3. Charges e cartuns: por um conceito vocabular

O primeiro passo para a compreensão da nossa abordagem é anular da palavra cartum a sua significação de origem. O termo cartoon, como figura no dicionário inglês, designa desenho em termos generalizantes, mas aqui entra apenas como modalidade, como um subgênero do universo iconográfico. A palavra charge – um outro subgênero –, ao contrário, recebe e aceita sua herança denotativa, pois significa “carga”, “carregamento”, “cargo público” – razão pela qual é recorrente o retrato de situações políticas –, por assim dizer, charge é “fardo” denotado nos traços da figura representada. As duas categorias concorrem na ação de desvelar situações do cotidiano, uma abordando situações subjetivas em que o foco é e está no próprio sujeito, outra trazendo ao centro discussões de natureza mais cósmica e revelando um sujeito pressionado pelo seu meio.

4. Charge: da origem às principais características formais

A charge e o cartum são representações em “monoquadro” e este detalhe, somado à proposta de parodiar situações do cotidiano, seriam, talvez, as únicas características comuns entre os dois subgêneros. Quanto à origem, a charge teria nascido da sua relação profunda com a caricatura, razão pela qual não se concebe esta modalidade alheia ao traçado caricato. Todavia, não é a simples presença da caricatura, inserida num quadro qualquer, que irá conferir a esta a condição de charge. Para Vladimir Propp (1992), na sua pesquisa sobre a comicidade e o riso, a “charge amigável” se limita com a caricatura e por isso não desencadeia significação que vá além do simples efeito visual. O que podemos entender disso é que não existe entre o verdadeiro chargista e o seu objeto representado nenhuma relação cordial. Por outro lado, nenhum ser, em sã consciência, tomado por referência nas charges teria prazer em dependurar num quadro uma charge sua. Efeito contrário seria natural aos que são representados nos desenhos em que se manifesta a caricatura simples, ou, nas palavras de Propp, “na charge amigável”. Nesses casos, o exagero não tem implicações de sentido com o contexto e o riso do leitor, que será tratado mais detalhadamente a seguir, não passará de uma manifestação afetuosa de cordialidade.

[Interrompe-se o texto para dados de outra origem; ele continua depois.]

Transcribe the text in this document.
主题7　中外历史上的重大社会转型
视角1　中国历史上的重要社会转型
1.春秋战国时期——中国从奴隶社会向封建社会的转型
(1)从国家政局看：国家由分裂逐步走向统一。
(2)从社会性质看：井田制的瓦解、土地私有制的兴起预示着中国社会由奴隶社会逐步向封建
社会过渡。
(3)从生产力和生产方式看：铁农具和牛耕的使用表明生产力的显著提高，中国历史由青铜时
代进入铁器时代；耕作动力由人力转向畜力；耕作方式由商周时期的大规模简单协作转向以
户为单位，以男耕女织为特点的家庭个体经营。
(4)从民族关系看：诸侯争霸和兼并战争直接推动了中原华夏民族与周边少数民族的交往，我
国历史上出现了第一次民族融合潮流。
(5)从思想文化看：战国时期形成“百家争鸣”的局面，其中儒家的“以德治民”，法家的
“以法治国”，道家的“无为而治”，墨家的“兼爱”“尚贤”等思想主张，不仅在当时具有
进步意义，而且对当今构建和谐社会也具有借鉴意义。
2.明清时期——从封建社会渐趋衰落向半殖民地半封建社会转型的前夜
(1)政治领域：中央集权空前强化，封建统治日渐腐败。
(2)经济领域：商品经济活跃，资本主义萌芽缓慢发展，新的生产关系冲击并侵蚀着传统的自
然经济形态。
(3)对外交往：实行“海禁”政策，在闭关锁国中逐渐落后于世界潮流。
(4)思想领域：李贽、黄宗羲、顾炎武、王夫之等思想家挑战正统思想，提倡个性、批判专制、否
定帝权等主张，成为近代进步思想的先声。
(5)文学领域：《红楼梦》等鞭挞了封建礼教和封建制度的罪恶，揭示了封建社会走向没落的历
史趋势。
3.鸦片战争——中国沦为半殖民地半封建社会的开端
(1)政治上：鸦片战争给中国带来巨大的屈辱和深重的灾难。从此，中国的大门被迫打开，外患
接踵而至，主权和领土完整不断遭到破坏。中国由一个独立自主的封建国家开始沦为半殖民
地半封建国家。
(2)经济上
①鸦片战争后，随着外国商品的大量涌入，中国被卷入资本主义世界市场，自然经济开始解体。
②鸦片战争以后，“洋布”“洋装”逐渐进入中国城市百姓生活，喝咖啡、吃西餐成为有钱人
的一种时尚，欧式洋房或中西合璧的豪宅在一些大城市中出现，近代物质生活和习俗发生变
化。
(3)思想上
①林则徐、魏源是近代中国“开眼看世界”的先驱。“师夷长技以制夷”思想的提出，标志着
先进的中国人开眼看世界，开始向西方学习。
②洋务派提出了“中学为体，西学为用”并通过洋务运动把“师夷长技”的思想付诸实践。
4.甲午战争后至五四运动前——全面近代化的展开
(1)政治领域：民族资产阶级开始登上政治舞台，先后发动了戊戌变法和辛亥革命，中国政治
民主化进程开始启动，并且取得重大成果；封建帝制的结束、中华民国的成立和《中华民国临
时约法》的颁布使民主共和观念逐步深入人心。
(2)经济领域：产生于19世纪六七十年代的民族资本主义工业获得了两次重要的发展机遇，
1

Para compreender uma charge, devemos acompanhar também sua movimentação. Bergson (1983, p.22) comenta que a caricatura consiste na captação de certo movimento do corpo da figura retratada que seria praticamente imperceptível a olhos comuns, como certos cacoetes, o esboço de uma careta, que passaria a ser visto mediante ao processo de ampliação. Na charge essa movimentação não se limita ao corpo, pois corresponde também a uma mobilidade social que deve ser reprovada pelo corpo social.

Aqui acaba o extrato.